Every year, the courses that could be referred to as the top courses get a barrage of applications into their departments. Such courses are as we have mentioned above. What the admission bodies of these institutions and departments do is to up the cut-off points for admission so that they can get the best candidates into these “top” departments.

Moving down the rung, Education departments and colleges will be waiting for the “leftovers” or those candidates that could not score high in JAMB UTME to apply for their programs. What this means is that such candidates with low JAMB scores are the ones getting into our colleges of education, and most of the time, because that is the only choice left for them.

Why we should be worried!

Let us look at colleges of education, their purpose, expected qualifications upon graduation, and the relevant career trajectory of their graduates.

The system of the College of Education system is one of the tripods of tertiary education in Nigeria, with the others being universities and polytechnics and it has the main purpose of training teachers who will be awarded the minimum teaching qualification known as the Nigerian Certificate of Education (NCE).

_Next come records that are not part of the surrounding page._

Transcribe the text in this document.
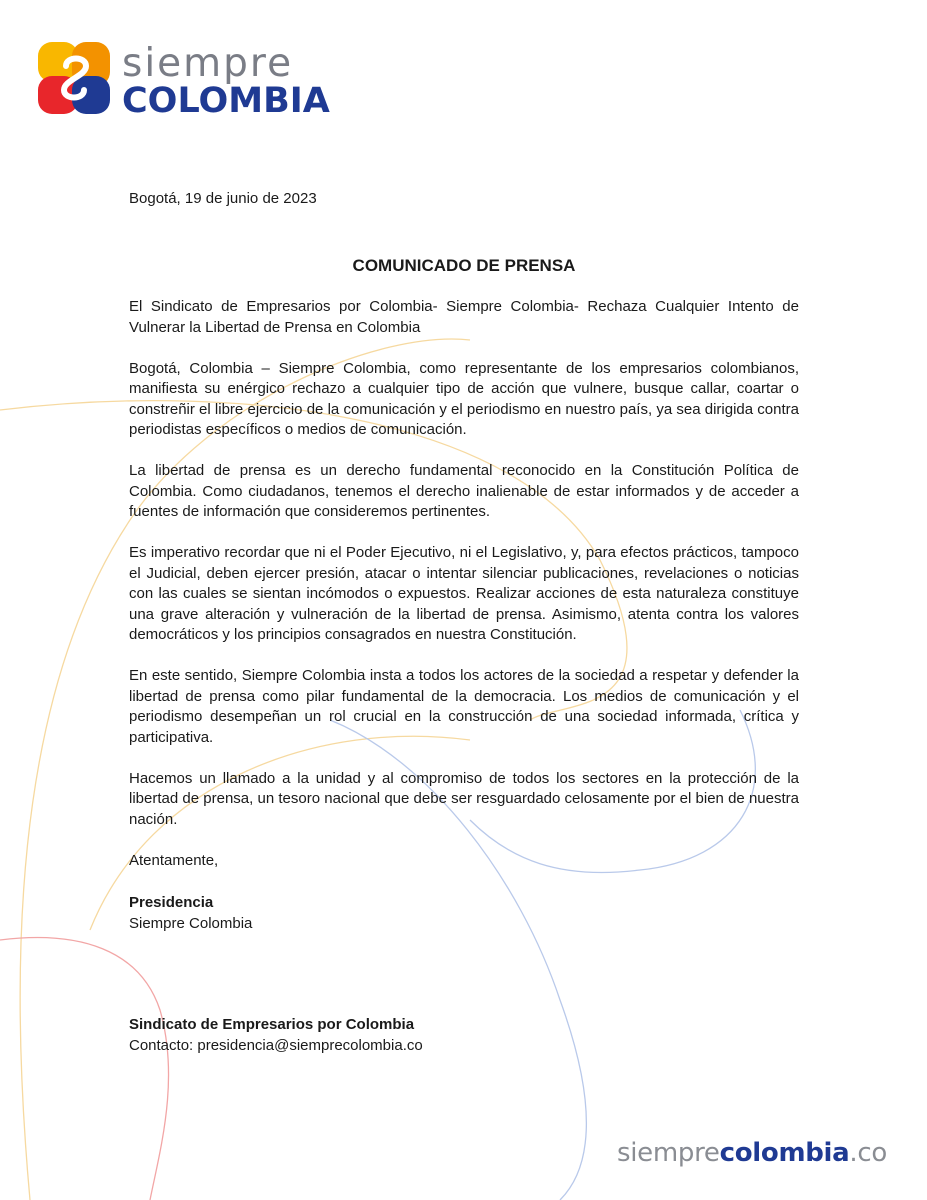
siempre
COLOMBIA
Bogotá, 19 de junio de 2023
COMUNICADO DE PRENSA

El Sindicato de Empresarios por Colombia- Siempre Colombia- Rechaza Cualquier Intento de Vulnerar la Libertad de Prensa en Colombia

Bogotá, Colombia – Siempre Colombia, como representante de los empresarios colombianos, manifiesta su enérgico rechazo a cualquier tipo de acción que vulnere, busque callar, coartar o constreñir el libre ejercicio de la comunicación y el periodismo en nuestro país, ya sea dirigida contra periodistas específicos o medios de comunicación.

La libertad de prensa es un derecho fundamental reconocido en la Constitución Política de Colombia. Como ciudadanos, tenemos el derecho inalienable de estar informados y de acceder a fuentes de información que consideremos pertinentes.

Es imperativo recordar que ni el Poder Ejecutivo, ni el Legislativo, y, para efectos prácticos, tampoco el Judicial, deben ejercer presión, atacar o intentar silenciar publicaciones, revelaciones o noticias con las cuales se sientan incómodos o expuestos. Realizar acciones de esta naturaleza constituye una grave alteración y vulneración de la libertad de prensa. Asimismo, atenta contra los valores democráticos y los principios consagrados en nuestra Constitución.

En este sentido, Siempre Colombia insta a todos los actores de la sociedad a respetar y defender la libertad de prensa como pilar fundamental de la democracia. Los medios de comunicación y el periodismo desempeñan un rol crucial en la construcción de una sociedad informada, crítica y participativa.

Hacemos un llamado a la unidad y al compromiso de todos los sectores en la protección de la libertad de prensa, un tesoro nacional que debe ser resguardado celosamente por el bien de nuestra nación.

Atentamente,

Presidencia
Siempre Colombia
Sindicato de Empresarios por Colombia
Contacto: presidencia@siemprecolombia.co
siemprecolombia.co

Being pivotal to national development, the Nigerian government took a bold step in teacher education in the early 1960s, establishing a higher level of teacher training institution, known as Advanced Teachers’ Colleges to train teachers for the primary schools. Only four of these colleges existed back then: Advance Teachers College, Ondo; Advanced Teachers College, Zaria; Advanced Teachers College, Kano; and Alvan Ikoku Advanced Teachers College.

The Ashby Commission report in 1958 condemned the quality of teachers in Nigerian schools then and raised the need for higher grade or more qualified teachers This report gave birth to those institutions to transform into today’s colleges of education. This they did in recognition of the fact that early childhood is a child’s formative years where they learn a lot of things that serve as the foundation for the things they would later learn in life within their families, from the communities, and learning institutions.

Most of the teachers’ colleges established in the 1960s made reasonable contributions to the development of teacher education in the country. Today, these Colleges of Education have taken on the challenge of training teachers for not only the primary schools but also the lower secondary school level.

As we mentioned earlier, most students that found themselves in the colleges of education did so as a matter of last resort or as an afterthought as against having to passion for the courses or being academically excellent.

Can one give what they don’t have?

It brings the question of what knowledge these kinds of graduates who are hardly passionate about teaching nor academically excellent seek to impart to their pupils and students.

Should we consider that the point of establishing the colleges of education has been defeated since the only candidates that they seek to admit are those that may be academically deficient?

Would increasing the cut-off point into colleges of education help abate the admittance of academically deficient students thereby leading to these institutions churning out more qualified teachers?